Once validated, the agent can be published and deployed either through a chat interface option or by exporting code via an Agents SDK. The builder highlights a likely ecosystem impact: Agent Builder lowers the barrier to creating agents, potentially pressuring automation platforms like n8n. The main concern is lock-in—an open, framework-agnostic version that exports to multiple agent systems (e.g., LangGraph or Pydantic AI) would broaden adoption. The workflow also supports wiring in external systems via MCPs, hinting at more extensibility beyond file search and built-in guardrails.
Cornell Notes
Agent Builder organizes AI agents as visual workflows: guardrails first, then structured classification, then conditional routing to specialized sub-agents. Templates demonstrate patterns like rewriting prompts, returning JSON enums (e.g., Q&A vs fact finding), and using tools such as web search or code execution depending on the classification. In the hands-on build, a Westworld travel agent uses a jailbreak guardrail and a classifier that labels requests as Westworld, other, or non-travel. If the request is Westworld, a file-search vector store built from a Westworld markdown guide powers grounded answers with pricing and itinerary details; if it’s Disneyland or another non-scope topic, the agent declines and redirects users. This matters because it shows how to combine safety, routing logic, and retrieval into a deployable agent quickly—while raising questions about framework lock-in.
How does Agent Builder decide which part of an agent should run next?
What role do guardrails play in the workflow?
Why does the Westworld agent rely on a vector store built from a markdown guide?
How does the classifier improve reliability for out-of-scope requests?
What tools and integrations can be wired into Agent Builder workflows?
Review Questions
- How does structured JSON output (enums) enable conditional routing in Agent Builder workflows?
- What combination of components (guardrails, classifier, vector store, specialized agents) is used to keep the Westworld travel agent from answering Disneyland questions?

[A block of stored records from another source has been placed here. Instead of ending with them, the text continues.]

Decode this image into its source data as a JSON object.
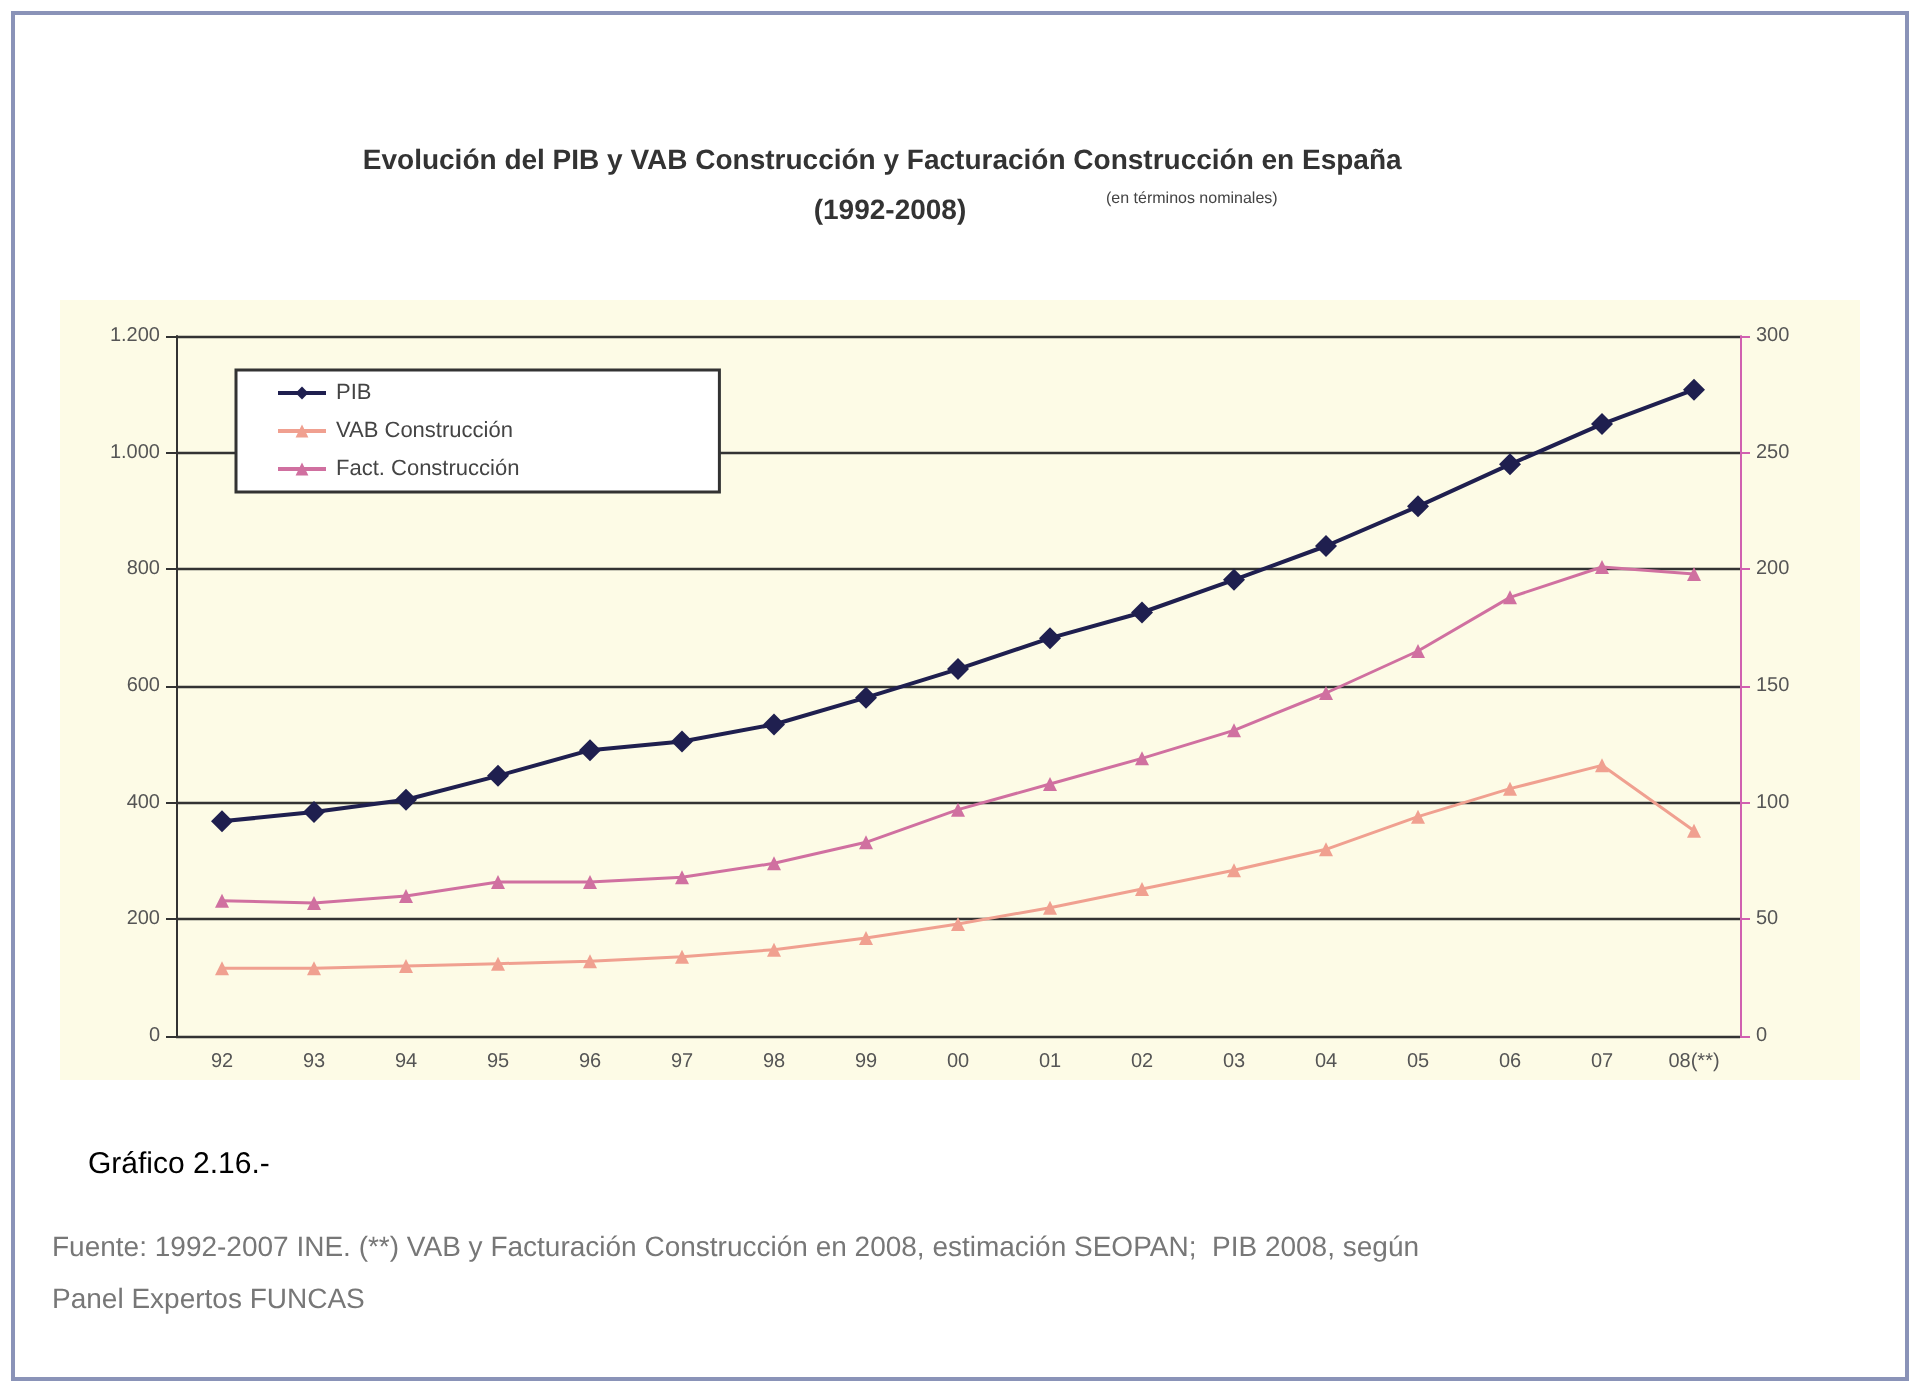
{
  "chart_data": {
    "type": "line",
    "title": "Evolución del PIB y VAB Construcción y Facturación Construcción en España  (1992-2008)",
    "subtitle": "(en términos nominales)",
    "categories": [
      "92",
      "93",
      "94",
      "95",
      "96",
      "97",
      "98",
      "99",
      "00",
      "01",
      "02",
      "03",
      "04",
      "05",
      "06",
      "07",
      "08(**)"
    ],
    "series": [
      {
        "name": "PIB",
        "color": "#1f1f4f",
        "marker": "diamond",
        "values": [
          368,
          384,
          405,
          446,
          490,
          505,
          534,
          580,
          629,
          682,
          726,
          782,
          840,
          908,
          980,
          1049,
          1108
        ]
      },
      {
        "name": "VAB Construcción",
        "color": "#f0a090",
        "marker": "triangle",
        "axis": "y2",
        "values": [
          29,
          29,
          30,
          31,
          32,
          34,
          37,
          42,
          48,
          55,
          63,
          71,
          80,
          94,
          106,
          116,
          88
        ]
      },
      {
        "name": "Fact. Construcción",
        "color": "#d070a0",
        "marker": "triangle",
        "axis": "y2",
        "values": [
          58,
          57,
          60,
          66,
          66,
          68,
          74,
          83,
          97,
          108,
          119,
          131,
          147,
          165,
          188,
          201,
          198
        ]
      }
    ],
    "ylim": [
      0,
      1200
    ],
    "yticks": [
      0,
      200,
      400,
      600,
      800,
      {
        "value": 1000,
        "label": "1.000"
      },
      {
        "value": 1200,
        "label": "1.200"
      }
    ],
    "y2lim": [
      0,
      300
    ],
    "y2ticks": [
      0,
      50,
      100,
      150,
      200,
      250,
      300
    ],
    "grid": "y",
    "legend": "top left",
    "line_style": "solid",
    "annotations": [
      "Gráfico 2.16.-",
      "Fuente: 1992-2007 INE. (**) VAB y Facturación Construcción en 2008, estimación SEOPAN;  PIB 2008, según Panel Expertos FUNCAS"
    ]
  }
}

- What tradeoffs does the walkthrough suggest when exporting or deploying agents via the Agents SDK compared with using other agent frameworks?
Key Points
- 1
Agent Builder uses a workflow of guardrails → structured classification → conditional routing to specialized nodes or agents.
- 2
Classification outputs are returned as JSON with enum fields, making routing deterministic and easier to control.
- 3
Guardrails can block jailbreak attempts early, preventing downstream tool use and reducing unsafe behavior.
- 4
File search can be configured as a vector store from uploaded documents, enabling grounded answers that match a specific knowledge base.
- 5
A practical pattern is to create separate sub-agents for in-scope vs out-of-scope topics and route requests based on the classifier’s enum.
- 6
Agents can be published and deployed via a chat interface option or exported through an Agents SDK for code-based integration.
- 7
The main downside raised is potential lock-in to OpenAI’s Agent Kit and SDK rather than framework-agnostic portability.